You might want to check out Fali S. Nariman (e.g., Google search produces nearly 9,500 hits). Nariman was born in Rangoon, Burma in 1929 but moved with his family to India in advance of the Japanese invasion in 1940. He has had an extensive practice before the Supreme Court of India as an advocate in constitution and human rights cases. He has also been president of the Indian Bar Association, Solicitor General of India, and, over the course of the last 15 or so years, active in international commercial arbitration. Not bad for a fellow in his 81st year.
Nariman was chosen to give an “oration” by the trust created in honor of a leading judge in British colonial Jammu & Kashmir and NLU-Jodhpur was chosen as the venue. Nariman spoke to a conference hall packed with dignitary types (including a retired Chief Justice), faculty, students, and me. He demonstrated that he hasn’t lost his advocacy skills as he sharply but humorously skewered Indian judicial interference with arbitral awards while simultaneously affirming that parties have a right to choose their system of dispute resolution equal to the right to determine the other terms of their agreements.
What later struck me about Nariman’s oration, in addition to his deft mix of story, piquant humor, law, and logic that entertained such an avowed non-lawyer as my wife, was the seriousness of his argument. Back in the U.S. we regularly hear the plaintive cries for the restoration of a sense of professionalism in the Bar. But a return to professionalism as generally understood by its advocates would involve two unlikely changes in the mindset of American lawyers: restoration of belief in transcendent justice and rejection of use of law as an instrumental tool (of political, economic, or group gain, take your pick).

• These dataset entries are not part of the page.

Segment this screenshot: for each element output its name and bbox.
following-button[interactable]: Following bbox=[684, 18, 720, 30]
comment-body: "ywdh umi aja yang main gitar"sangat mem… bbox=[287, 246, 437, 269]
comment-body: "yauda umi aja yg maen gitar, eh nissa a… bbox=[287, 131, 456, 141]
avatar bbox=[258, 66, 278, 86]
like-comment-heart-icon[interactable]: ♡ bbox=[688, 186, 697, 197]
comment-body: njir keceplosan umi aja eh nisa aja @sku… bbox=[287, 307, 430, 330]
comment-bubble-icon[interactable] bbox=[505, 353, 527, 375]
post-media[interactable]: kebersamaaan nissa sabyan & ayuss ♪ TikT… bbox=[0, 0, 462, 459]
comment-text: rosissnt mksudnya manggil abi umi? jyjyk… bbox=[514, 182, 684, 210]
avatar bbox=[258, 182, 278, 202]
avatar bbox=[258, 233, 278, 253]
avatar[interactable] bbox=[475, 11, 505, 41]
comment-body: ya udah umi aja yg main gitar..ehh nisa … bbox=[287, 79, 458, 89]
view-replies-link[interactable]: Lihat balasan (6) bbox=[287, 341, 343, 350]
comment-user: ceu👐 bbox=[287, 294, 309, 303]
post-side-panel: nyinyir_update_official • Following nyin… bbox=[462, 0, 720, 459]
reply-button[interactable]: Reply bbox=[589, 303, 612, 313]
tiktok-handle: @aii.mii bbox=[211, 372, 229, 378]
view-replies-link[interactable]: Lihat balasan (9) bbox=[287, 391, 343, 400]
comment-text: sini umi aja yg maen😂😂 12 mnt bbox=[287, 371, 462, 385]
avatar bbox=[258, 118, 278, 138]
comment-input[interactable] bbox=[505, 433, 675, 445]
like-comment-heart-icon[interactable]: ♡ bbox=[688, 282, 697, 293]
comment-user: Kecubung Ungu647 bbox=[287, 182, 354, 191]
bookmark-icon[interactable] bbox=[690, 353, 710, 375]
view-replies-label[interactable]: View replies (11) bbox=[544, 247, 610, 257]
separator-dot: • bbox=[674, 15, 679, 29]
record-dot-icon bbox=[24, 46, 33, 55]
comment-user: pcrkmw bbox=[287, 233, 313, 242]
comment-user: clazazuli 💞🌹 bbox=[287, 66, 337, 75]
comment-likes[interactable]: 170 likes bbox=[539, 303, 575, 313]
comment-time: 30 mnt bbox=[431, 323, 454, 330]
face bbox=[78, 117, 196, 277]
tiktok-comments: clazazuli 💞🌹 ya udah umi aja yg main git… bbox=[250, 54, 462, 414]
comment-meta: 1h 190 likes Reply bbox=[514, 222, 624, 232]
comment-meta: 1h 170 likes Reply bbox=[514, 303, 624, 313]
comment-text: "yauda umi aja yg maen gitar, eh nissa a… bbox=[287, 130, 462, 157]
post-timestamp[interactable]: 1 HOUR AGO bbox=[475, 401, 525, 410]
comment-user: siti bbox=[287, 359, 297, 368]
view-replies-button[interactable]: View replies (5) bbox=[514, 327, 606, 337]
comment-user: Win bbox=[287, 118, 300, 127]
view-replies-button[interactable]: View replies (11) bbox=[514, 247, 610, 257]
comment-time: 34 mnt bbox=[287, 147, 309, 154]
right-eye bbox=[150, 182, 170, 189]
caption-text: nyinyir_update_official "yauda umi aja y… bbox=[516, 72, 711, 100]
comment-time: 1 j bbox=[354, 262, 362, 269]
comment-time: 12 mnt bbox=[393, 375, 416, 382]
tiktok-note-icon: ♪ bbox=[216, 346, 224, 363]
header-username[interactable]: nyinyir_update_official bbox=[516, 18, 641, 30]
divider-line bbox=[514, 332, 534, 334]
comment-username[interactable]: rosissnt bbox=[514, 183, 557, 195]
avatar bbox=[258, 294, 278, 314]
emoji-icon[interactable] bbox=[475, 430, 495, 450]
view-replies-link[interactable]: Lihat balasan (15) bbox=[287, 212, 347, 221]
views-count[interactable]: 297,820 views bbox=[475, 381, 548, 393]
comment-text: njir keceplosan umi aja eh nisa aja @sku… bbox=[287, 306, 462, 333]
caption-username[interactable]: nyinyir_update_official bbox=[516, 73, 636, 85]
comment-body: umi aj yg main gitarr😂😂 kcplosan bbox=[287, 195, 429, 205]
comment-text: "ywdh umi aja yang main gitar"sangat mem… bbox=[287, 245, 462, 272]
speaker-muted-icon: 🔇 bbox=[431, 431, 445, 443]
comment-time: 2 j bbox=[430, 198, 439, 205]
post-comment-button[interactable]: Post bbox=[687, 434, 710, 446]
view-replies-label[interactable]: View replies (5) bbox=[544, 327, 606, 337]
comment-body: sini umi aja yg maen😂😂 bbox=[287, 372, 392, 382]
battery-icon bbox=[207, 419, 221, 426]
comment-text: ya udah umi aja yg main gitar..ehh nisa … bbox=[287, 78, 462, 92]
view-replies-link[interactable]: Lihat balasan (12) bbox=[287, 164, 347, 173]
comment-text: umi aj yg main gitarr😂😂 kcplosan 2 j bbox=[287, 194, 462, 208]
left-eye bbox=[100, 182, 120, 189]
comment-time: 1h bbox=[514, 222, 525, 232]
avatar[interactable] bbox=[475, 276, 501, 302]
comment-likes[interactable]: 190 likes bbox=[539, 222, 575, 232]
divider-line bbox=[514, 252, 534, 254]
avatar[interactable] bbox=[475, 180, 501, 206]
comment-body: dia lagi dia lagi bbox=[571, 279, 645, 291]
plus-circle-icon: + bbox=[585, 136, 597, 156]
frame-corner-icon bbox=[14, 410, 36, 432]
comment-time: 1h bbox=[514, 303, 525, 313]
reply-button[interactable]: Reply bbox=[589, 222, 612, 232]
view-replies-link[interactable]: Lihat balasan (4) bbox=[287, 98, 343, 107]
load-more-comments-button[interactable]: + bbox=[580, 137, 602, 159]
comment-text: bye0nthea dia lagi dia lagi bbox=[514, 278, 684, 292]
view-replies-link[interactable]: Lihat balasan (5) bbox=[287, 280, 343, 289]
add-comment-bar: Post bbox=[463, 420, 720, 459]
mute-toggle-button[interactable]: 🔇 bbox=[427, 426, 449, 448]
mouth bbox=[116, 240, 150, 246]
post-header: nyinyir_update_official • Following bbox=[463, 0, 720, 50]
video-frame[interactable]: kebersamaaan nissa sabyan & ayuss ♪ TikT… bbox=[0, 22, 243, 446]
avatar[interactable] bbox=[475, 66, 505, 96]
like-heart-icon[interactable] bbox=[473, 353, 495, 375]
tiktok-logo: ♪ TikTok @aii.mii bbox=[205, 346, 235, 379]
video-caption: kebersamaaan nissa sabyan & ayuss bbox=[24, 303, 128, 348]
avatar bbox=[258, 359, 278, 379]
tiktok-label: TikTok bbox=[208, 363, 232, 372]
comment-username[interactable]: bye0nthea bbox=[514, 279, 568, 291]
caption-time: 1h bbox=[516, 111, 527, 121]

In 2007 my colleague Mike Schutt published Redeeming Law: Christian Calling and the Legal Profession. Among the many good points he raised, Mike observed how throughout the course of the twentieth century legal instrumentalism, the use of law to achieve social ends, replaced the classical understanding of law as transcendent and natural. This transition has robbed many practitioners of a source of meaning in law beyond manipulative service for the highest paying client. No wonder bar associations decry the decline in professionalism but seem powerless to do anything about it. Fali Nariman was thus a refreshing reminder of what the best of the legal profession has to offer.